Hetty appears in historical records some four years later, when William Walker, a Wyandot leader, records Hetty’s marriage to a man who had moved to the Eudora area in the early 1840s—Paschal Fish. “Thursday, 14.–Severe frost last night. Resumed the payment of the annuity. Mr Fish and Hetty were married,” wrote Walker.
We don’t know exactly what Hetty looked like, but her family had long inter-married with neighboring French and English, so she probably was indistinguishable from other settlers. In fact, historian William Connelley wrote of the Wyandot who came to Kansas that “no member of the tribe was more than one-fourth Indian.”
Records vary regarding the children of Hetty and Paschal. Eudora (spelled on the 1854 census as “Udora”) was the child of both. Her brother, Leander (also known as Jackson, Leading Turtle, and perhaps Andrew), probably was, too. Similar to the name “Paschal,” which means “Easter” and “Leander” (a mythical hero), Eudora is a name derived from the Greek. The name traditionally originates from the Greek word for “gift.” However, Holly Zane, a Zane family historian from Overland Park, has said the name “Eudora” derives from the Wyandot language, the word yaⁿdurǫʔ that means “dear, expensive, valuable, difficult, hard” and has a pronunciation similar to “Eudora.”
During the time Hetty lived in Eudora, Paschal Fish helped operate a ferry with his brother and transformed his home with Hetty into an inn. Hetty and Paschal also interacted with the Methodist missionaries who built the Wakarusa Mission, a school for the Shawnee, around what is now 12th and Elm streets. Hetty died young—at age 36. Walker wrote April 17, 1852, in his journal that he and wife Hanna were “deeply upset by the death of ‘our Hetty.’”
Buried on a downtown Kansas City, Kansas, hillcrest, Hetty shares a grave marker with her sister, Sarah. Of the hundreds of unmarked Wyandot graves here in the Wyandotte National Burial Grounds (also known as the Huron Indian Cemetery), dozens are believed to belong to Zane family members.
Hetty’s mother, Hannah Zane, cared for Eudora and her brother in Wyandotte after Hetty’s death. Wrote James Albert Hadley in a 1907 letter, “The mother died & left the daughter, Eudora, & a younger Bro, Leander, who were raised & educated by their white grandmother.” Hannah supported herself with her deceased husband’s pension for military service in the War of 1812.
Eudora would marry Dallas Emmons at age 19. Of their four children, she named one daughter “Hester” after her mother.
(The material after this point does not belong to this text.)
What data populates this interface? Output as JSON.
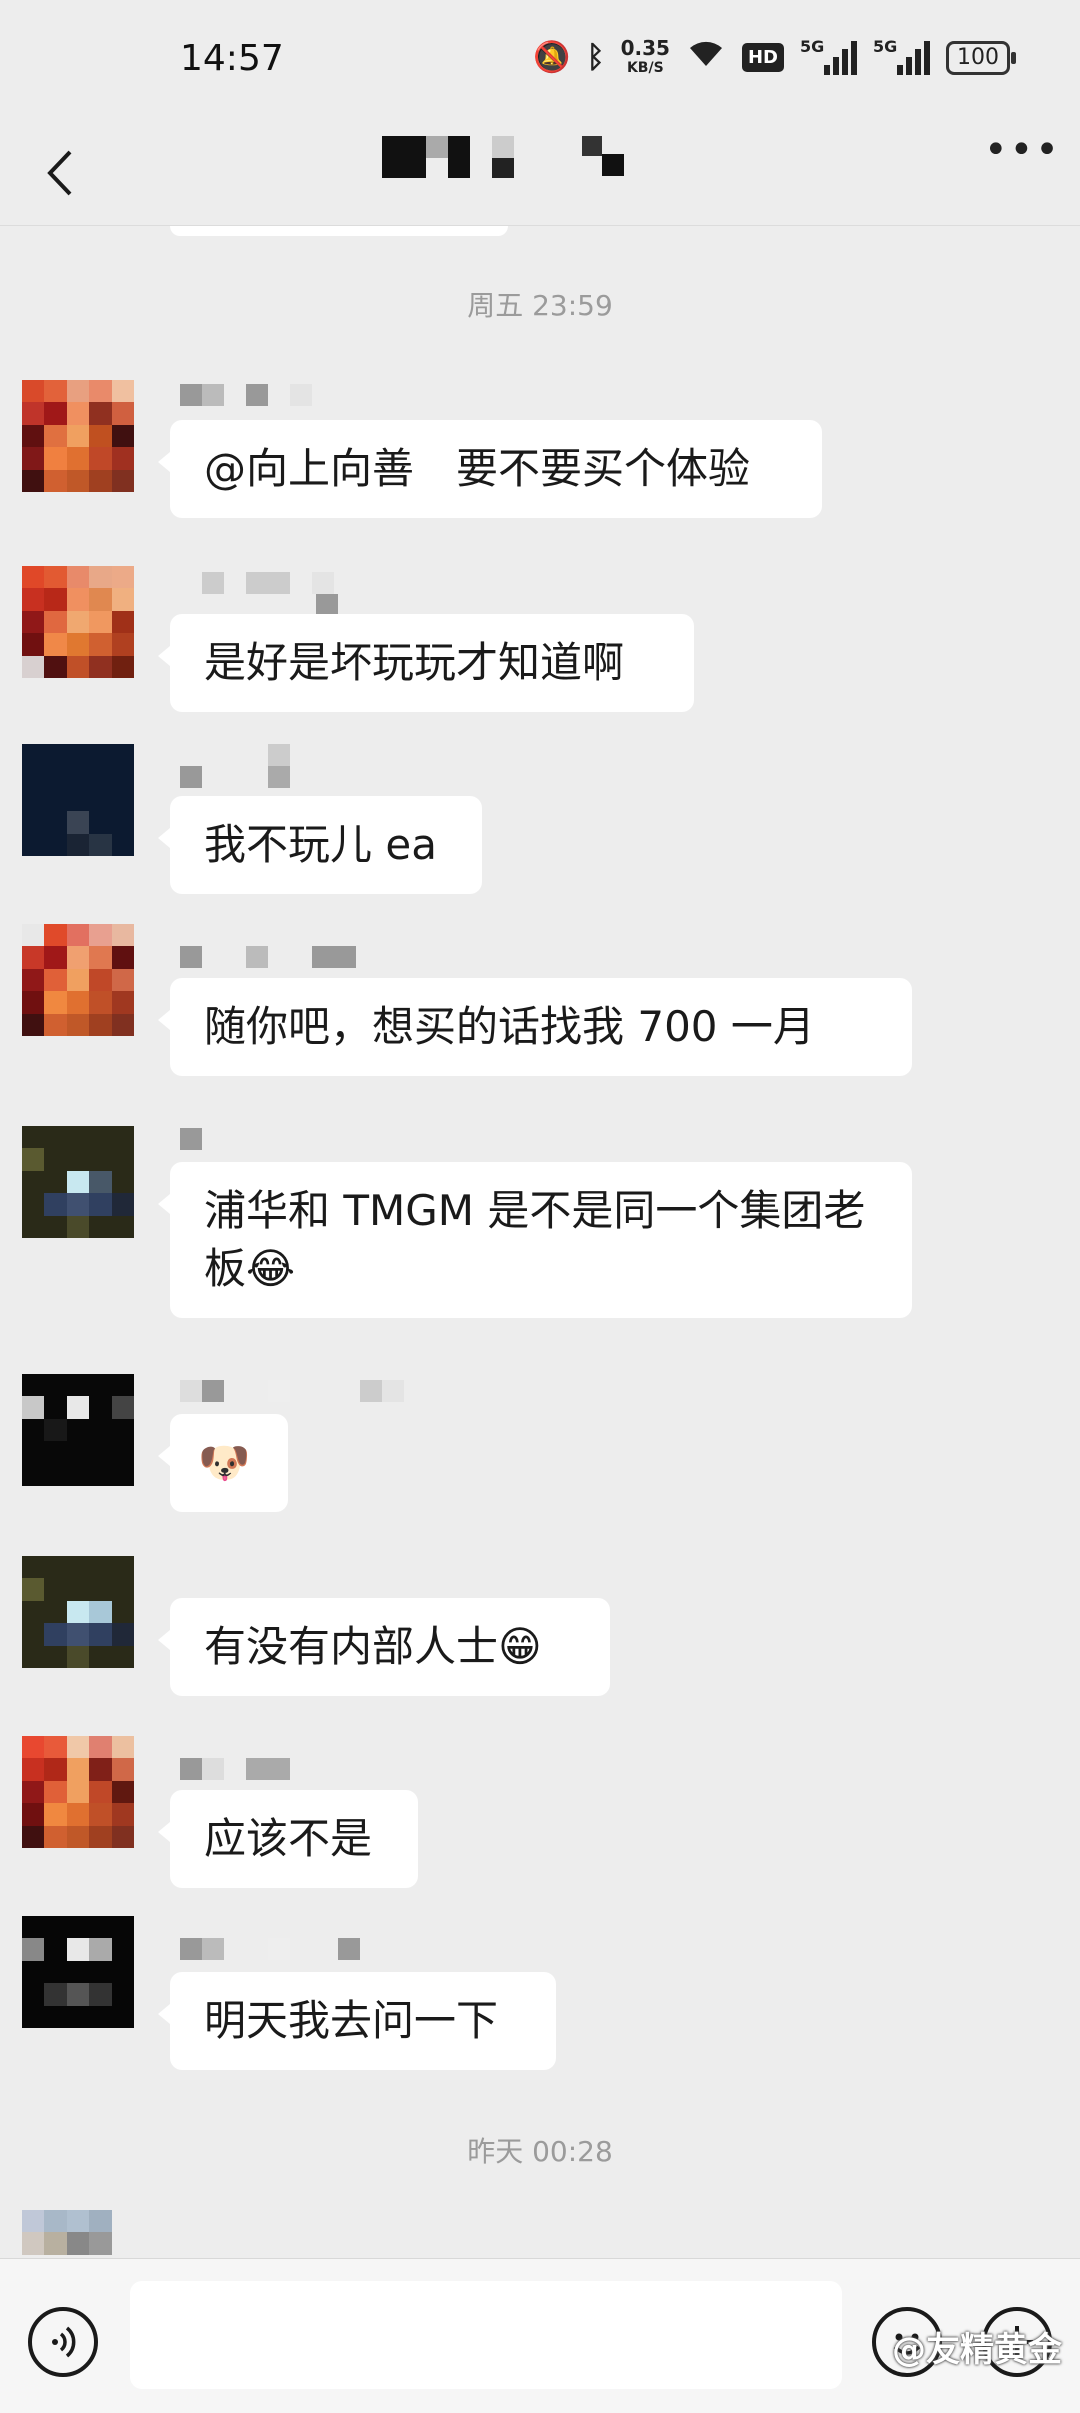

When Eudora died in 1877, Emmons married her cousin, Hannah. Paschal Fish, who had a wife before Hetty, would marry again several times.
Eudora is buried a few steps away from Hetty. Their grave markers and several others were replaced with new ones in 1991.
In Eudora’s downtown sculpture, Eudora stands by her father. In death, she lies next to her mother.